Legitimate questions from anyone who is sick of hearing all the hype around Big Data. Granted, you will come across many instances where the term is used just because it is the fashionable thing to do. At the same time, the drive towards what is called Big Data is very real. The acceleration is due to expansion of data in not one, not two, but three dimensions simultaneously. These three dimensions are famously known as the Three “V”s of Big Data.
This is the obvious one. From mega to giga to tera to peta bytes, volume of data is increasing exponentially. You can understand this quite simply by comparing the size of your typical text file with that of a typical MP3. Take it forward and compare sizes with video files and then take it a step further to look at the size for what is now a norm with all of us, i.e. HD videos. Increase in size is pretty dramatic, and of course that means volume of data being collected at any place increases.
But that’s not the only thing that drives volume. Sources of data have increased significantly as well. Take, as an example, a typical cell phone we carry around. Not so long ago, the only data it had was voice calls and texts. With the advent of smartphones and the mind boggling array of sensors and other equipment within them, the amount of data they carry is staggering. Combine this with the Internet explosion, social media, digitized businesses, e-commerce and you will begin to understand why it’s not only the size of individual files that are driving data volumes in today’s world.
It is no longer ponds or lakes of data organizations are dealing with, it is vast expanses of oceans. And when you are in an ocean, you have a whole different set of challenges to navigate your way through the hazards of rough seas.
This is probably the least understood of the 3 “V”s. There are multiple angles to look at velocity as a dimension in which data is expanding.
First is the sheer rate at which data is coming in. Along with an ever-faster connectivity, this co-relates directly with the volume dimension described above.
It is not just the rate at which data is pouring in, it is also how quickly it needs to be processed. Batch processing is not good enough, business managers need data in real-time.
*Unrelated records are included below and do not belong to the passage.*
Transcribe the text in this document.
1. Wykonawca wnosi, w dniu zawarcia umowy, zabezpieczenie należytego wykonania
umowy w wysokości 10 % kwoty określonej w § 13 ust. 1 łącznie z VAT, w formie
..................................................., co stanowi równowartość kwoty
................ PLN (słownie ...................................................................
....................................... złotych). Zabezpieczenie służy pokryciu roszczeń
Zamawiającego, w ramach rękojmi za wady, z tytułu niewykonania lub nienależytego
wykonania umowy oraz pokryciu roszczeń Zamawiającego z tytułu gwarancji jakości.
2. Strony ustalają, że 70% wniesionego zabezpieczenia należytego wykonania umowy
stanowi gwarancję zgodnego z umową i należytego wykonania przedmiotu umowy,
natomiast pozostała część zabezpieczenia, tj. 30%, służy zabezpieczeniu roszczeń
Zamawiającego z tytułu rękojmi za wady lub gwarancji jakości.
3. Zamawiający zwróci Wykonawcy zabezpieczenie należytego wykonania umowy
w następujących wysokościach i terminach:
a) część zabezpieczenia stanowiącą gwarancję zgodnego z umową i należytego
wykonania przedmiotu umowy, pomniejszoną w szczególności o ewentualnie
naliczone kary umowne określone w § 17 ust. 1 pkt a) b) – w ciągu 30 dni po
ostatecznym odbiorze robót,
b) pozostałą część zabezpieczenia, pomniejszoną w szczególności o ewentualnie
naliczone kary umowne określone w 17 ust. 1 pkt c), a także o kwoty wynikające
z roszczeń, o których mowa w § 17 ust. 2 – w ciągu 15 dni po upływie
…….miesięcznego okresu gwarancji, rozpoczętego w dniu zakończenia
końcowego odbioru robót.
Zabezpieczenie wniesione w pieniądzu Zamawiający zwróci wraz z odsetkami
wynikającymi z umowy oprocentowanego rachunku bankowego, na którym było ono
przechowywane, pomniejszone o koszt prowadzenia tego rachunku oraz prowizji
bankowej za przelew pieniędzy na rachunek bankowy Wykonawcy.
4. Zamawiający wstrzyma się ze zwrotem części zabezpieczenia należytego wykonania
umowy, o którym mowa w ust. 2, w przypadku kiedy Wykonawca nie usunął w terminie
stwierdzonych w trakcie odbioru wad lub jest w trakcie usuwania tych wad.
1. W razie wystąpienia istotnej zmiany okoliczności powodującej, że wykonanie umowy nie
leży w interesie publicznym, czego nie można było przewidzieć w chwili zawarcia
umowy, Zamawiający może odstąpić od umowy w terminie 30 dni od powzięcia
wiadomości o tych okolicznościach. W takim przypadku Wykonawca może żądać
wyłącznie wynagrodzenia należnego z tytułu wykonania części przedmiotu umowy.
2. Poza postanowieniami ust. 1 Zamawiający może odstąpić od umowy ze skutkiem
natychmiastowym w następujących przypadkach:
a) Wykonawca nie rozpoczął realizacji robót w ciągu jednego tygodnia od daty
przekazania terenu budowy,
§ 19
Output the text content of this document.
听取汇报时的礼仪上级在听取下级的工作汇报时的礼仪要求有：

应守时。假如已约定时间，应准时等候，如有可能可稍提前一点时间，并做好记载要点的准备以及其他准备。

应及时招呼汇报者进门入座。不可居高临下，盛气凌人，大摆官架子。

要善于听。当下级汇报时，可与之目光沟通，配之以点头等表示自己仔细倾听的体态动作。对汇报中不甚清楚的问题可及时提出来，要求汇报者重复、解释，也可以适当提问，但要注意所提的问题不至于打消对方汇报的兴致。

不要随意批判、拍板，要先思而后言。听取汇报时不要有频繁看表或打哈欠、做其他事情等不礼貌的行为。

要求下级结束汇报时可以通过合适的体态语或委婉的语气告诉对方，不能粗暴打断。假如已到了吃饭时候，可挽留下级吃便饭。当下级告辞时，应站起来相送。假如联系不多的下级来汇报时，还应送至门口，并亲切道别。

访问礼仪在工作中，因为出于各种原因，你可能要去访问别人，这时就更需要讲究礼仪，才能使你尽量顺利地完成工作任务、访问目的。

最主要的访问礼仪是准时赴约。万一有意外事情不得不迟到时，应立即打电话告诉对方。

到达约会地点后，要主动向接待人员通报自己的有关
As I mentioned in a previous post (http://openscg.com/2013/
07/bi-and-hadoop/), “I will get back to you tomorrow” is no longer an acceptable answer!
Thirdly, data is only useful as long as it is being processed faster than it is entering the system. If the velocity of data processing is less than the velocity of data entering the system, all you would end up with is an ever-growing backlog. And of course, because the demand is for real-time data, back-logged information is not really of any use to anyone.
Lastly, you need to be prepared for not only consistently high velocity, but also acceleration and, at times, bursts of intense activity.
Think about all the various types of data that you have the ability to gather with today’s technology. Audio/video streams, GPS, sensors, documents, SMS/MMS, flash, images etc etc.
Every organization gathers data and every organization wants to use that data. In order to convert this ‘dark’ unstructured data into information, traditional structured approaches no longer suffice.
Wrapping up, I hope you can see now why Big Data has gained so much momentum lately and why organizations need to take urgent steps to ensure they are not left behind in this race. Proper tools are the key!